The Ohio Republican's announcement could set up a battle between the establishment and conservative wings of the Republican Party. On the establishment side, House Majority Leader Kevin McCarthy (R–Calif.) said yesterday he wants the next speaker "to be me," although his aides later clarified that he was simply emphasizing the need for Republicans to keep control of the House.

Regardless, McCarthy is rumored to be interested in the job, and he has already received Ryan's support. There's also been speculation that House Majority Whip Steve Scalise (R–La.) wants to be speaker, although he too has endorsed McCarthy.
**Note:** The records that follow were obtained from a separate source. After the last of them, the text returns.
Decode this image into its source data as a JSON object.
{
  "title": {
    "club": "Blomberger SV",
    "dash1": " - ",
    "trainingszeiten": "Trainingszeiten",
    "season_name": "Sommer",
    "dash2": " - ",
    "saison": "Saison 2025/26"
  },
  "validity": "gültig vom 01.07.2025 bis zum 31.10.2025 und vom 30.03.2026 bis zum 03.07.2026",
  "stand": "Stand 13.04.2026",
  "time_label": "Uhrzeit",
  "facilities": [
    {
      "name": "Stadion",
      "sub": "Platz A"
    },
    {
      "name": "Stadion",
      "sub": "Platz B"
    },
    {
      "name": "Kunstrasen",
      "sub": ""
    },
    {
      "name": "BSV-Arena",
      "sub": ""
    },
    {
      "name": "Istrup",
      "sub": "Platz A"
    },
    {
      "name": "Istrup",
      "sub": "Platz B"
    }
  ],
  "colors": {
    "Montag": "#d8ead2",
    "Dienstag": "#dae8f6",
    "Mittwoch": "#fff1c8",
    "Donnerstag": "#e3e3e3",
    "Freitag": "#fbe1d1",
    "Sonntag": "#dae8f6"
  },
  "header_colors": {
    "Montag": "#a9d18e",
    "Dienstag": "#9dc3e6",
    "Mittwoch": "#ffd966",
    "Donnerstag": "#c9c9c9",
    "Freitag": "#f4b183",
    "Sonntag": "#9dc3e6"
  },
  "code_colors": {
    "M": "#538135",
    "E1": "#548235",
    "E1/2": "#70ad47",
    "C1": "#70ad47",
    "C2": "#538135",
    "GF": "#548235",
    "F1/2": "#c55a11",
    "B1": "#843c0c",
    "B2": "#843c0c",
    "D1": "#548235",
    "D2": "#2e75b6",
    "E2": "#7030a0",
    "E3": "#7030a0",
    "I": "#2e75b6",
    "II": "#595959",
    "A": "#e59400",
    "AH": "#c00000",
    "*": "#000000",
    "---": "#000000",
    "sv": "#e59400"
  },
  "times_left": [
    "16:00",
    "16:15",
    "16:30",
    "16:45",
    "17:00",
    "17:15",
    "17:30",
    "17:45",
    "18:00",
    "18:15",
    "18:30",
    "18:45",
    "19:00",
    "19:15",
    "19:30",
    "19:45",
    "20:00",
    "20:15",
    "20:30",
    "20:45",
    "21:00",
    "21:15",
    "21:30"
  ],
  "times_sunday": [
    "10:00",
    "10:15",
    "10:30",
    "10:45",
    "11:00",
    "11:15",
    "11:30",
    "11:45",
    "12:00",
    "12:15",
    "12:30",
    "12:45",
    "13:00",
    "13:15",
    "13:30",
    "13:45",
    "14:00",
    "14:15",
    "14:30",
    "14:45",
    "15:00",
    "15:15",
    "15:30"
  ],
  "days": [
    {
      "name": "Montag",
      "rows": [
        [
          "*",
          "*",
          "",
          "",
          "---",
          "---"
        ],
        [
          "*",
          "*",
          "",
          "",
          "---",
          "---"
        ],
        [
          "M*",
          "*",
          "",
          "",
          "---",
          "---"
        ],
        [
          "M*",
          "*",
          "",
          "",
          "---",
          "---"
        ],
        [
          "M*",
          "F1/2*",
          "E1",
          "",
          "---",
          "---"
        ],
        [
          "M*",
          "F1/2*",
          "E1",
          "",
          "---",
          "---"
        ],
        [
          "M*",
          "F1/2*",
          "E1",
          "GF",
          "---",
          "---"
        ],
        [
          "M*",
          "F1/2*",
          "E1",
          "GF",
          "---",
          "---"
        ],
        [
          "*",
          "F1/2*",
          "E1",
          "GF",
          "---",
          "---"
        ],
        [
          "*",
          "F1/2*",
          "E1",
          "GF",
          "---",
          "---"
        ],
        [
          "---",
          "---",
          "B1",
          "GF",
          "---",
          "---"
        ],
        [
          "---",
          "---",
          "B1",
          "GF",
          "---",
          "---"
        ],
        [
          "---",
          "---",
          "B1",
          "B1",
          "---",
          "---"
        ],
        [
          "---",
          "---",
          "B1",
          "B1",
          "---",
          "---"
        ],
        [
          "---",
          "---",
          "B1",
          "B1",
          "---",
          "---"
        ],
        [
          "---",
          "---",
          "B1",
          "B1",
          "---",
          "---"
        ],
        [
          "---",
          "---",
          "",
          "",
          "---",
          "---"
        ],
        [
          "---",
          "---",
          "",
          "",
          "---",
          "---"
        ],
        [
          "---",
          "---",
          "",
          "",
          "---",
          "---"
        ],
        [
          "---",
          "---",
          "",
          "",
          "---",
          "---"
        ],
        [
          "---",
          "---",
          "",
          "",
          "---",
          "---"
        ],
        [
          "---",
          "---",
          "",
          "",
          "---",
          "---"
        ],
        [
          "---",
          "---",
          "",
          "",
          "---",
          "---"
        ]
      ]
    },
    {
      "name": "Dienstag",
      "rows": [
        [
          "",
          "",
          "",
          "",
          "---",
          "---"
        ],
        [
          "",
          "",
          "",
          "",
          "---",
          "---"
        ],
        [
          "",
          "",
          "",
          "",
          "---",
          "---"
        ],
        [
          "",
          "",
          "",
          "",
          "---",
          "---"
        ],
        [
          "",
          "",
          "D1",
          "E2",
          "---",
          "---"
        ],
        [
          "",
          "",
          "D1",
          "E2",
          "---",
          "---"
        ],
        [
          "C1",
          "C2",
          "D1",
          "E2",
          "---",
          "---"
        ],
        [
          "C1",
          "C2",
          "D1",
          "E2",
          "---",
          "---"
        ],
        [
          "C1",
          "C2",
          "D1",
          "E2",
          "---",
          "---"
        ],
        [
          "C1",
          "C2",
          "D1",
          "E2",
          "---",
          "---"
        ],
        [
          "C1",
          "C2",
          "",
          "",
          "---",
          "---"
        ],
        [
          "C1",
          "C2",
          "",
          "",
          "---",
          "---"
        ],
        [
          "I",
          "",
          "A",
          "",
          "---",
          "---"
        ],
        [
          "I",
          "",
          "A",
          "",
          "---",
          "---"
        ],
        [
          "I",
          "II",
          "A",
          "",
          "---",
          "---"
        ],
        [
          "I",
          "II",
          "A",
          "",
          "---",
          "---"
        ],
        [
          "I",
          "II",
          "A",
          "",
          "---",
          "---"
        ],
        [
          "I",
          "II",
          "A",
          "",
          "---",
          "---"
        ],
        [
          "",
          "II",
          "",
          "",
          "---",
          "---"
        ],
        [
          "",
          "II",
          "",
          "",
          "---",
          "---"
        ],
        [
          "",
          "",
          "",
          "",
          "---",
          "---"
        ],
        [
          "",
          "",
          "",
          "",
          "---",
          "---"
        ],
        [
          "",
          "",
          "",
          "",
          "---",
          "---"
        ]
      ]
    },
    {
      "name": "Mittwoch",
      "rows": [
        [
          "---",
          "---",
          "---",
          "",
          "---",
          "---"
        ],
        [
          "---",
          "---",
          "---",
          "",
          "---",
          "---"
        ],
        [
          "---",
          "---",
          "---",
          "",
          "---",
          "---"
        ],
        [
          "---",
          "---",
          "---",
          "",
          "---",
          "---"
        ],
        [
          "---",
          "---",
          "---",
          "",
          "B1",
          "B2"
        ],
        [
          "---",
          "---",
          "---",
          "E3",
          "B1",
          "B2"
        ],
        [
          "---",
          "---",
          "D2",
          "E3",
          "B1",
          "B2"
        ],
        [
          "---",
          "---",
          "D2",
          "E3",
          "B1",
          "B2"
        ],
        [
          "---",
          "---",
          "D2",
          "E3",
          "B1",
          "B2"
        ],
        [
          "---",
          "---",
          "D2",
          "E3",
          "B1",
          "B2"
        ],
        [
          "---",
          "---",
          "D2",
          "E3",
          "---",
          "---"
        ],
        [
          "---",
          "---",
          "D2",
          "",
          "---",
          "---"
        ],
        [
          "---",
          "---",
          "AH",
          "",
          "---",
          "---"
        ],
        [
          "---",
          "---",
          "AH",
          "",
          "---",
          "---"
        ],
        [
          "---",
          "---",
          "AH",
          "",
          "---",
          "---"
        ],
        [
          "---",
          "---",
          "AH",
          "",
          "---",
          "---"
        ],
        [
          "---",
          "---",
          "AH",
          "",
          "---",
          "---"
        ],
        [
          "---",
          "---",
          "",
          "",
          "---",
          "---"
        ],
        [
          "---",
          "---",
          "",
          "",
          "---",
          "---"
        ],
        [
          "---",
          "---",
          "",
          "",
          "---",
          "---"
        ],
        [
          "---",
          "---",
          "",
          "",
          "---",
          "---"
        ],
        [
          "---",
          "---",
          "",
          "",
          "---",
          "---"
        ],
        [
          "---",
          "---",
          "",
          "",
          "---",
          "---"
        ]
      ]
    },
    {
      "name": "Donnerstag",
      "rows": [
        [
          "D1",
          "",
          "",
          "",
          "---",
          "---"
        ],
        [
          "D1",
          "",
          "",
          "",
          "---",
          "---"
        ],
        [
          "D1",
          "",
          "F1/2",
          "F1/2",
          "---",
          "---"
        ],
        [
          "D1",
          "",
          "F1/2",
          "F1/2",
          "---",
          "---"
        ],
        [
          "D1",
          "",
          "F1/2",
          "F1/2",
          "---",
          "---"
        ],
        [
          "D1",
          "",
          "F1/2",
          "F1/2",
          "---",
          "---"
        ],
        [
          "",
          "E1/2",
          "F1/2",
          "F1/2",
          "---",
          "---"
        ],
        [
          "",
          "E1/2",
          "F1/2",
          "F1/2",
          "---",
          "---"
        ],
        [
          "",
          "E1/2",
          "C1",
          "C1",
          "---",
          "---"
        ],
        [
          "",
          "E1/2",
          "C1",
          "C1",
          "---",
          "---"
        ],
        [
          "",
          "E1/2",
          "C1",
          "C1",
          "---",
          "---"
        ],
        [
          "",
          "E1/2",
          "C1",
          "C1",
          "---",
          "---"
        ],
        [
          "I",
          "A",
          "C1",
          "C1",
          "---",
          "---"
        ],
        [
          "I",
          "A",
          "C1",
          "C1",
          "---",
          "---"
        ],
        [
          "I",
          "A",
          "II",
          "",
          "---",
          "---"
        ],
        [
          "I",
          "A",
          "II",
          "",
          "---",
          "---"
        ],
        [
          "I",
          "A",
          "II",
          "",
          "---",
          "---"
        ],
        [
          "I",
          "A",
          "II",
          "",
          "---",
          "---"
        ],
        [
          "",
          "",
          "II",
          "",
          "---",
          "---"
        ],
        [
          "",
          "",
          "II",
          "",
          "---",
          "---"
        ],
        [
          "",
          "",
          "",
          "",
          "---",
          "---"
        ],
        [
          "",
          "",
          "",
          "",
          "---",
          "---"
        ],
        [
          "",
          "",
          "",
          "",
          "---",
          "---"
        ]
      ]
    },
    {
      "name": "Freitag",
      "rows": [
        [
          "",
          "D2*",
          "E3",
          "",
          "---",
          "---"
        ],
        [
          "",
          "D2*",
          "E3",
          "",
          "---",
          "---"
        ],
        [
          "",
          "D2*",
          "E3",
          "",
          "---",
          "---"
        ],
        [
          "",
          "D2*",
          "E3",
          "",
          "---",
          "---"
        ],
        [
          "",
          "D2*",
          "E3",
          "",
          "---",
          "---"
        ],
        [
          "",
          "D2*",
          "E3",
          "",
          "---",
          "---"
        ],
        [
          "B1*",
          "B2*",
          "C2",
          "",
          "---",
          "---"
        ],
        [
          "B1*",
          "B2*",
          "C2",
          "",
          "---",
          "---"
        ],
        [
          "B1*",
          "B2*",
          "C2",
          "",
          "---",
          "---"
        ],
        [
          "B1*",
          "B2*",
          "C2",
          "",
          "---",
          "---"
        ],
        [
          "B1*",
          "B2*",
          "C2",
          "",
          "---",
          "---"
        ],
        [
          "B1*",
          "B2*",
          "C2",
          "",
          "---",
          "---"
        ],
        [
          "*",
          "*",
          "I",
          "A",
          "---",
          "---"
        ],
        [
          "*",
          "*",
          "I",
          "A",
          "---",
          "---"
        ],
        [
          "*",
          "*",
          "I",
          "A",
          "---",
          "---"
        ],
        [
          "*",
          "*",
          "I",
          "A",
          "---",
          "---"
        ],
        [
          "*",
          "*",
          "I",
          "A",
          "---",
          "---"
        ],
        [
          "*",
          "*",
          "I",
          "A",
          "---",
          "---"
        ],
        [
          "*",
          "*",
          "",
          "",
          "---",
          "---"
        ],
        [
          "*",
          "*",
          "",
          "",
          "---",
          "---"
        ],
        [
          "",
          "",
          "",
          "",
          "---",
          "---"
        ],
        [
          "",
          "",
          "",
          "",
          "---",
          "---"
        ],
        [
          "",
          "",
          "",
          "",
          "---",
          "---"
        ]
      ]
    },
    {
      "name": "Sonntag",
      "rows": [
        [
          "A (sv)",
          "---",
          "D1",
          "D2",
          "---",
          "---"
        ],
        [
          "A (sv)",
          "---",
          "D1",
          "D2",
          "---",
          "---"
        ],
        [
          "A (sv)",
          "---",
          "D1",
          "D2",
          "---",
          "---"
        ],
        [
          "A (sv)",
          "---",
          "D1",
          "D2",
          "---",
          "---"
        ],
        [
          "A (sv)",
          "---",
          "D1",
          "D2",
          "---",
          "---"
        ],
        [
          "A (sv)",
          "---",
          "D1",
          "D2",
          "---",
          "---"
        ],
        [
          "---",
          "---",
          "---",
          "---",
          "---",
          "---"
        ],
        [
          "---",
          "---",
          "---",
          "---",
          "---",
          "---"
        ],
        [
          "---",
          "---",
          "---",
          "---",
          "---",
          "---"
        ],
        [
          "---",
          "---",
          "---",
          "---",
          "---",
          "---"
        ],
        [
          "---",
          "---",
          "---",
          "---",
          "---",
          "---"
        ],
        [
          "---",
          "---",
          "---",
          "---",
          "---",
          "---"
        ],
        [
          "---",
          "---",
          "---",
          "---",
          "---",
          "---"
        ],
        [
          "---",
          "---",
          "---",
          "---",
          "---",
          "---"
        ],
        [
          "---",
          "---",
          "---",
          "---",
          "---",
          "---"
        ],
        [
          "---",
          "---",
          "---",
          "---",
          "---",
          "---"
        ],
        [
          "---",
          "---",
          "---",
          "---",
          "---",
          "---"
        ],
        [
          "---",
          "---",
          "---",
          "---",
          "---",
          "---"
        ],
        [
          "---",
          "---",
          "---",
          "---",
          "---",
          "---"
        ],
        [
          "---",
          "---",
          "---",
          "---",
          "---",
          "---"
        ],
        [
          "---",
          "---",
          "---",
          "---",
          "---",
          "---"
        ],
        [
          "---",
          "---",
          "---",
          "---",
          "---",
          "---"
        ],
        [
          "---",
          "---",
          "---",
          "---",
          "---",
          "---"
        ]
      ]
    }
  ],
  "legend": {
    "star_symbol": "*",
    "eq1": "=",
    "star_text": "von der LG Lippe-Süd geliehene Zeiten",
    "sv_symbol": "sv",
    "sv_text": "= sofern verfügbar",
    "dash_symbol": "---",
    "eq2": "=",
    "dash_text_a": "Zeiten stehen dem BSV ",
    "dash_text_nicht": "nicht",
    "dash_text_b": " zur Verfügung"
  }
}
Jordan has received the backing of Fox News host Sean Hannity and conservative groups such as Tea Party Patriots and FreedomWorks. But his run for the speakership won't come without controversy, as he's been accused of ignoring allegations of sexual abuse made by Ohio State wrestlers back when he was an assistant coach at the school. Jordan has denied that he knew any sexual abuse was going on.

While Jordan's candidacy may seem like a win for freedom-loving libertarians, his association with the House Freedom Caucus might not be such a great thing after all. As Reason's Matt Welch notes, Jordan and many of the other so-called "constitutional conservatives" in the Freedom Caucus have lost interest in holding President Donald Trump accountable, particularly in matters related to Special Counsel Robert Mueller's Russia probe. Welch says:

By crying wolf over a never-ending series of Mueller-related scandals and document reveals that fizzled on the launching pad—most notably, the long-awaited February memo from House Intelligence Committee Chairman Devin Nunes (R–Calif.) showing the investigative origins of the Russia probe—Trump's apologists are training Americans to tune out even those critiques that have some merit, such as evidence of dishonest leakage from the likes of former Director of National Intelligence James Clapper.

By looking more like partisan hacks than constitutional stalwarts, Republicans give a disgruntled populace even less reason to vote for them, potentially jeopardizing their majorities in both the House and the Senate, where any future impeachment trial would take place.

Jordan and his Freedom Caucus colleagues claim to be all about government accountability, but in this case they're failing badly. And if Jordan becomes speaker, things might get worse.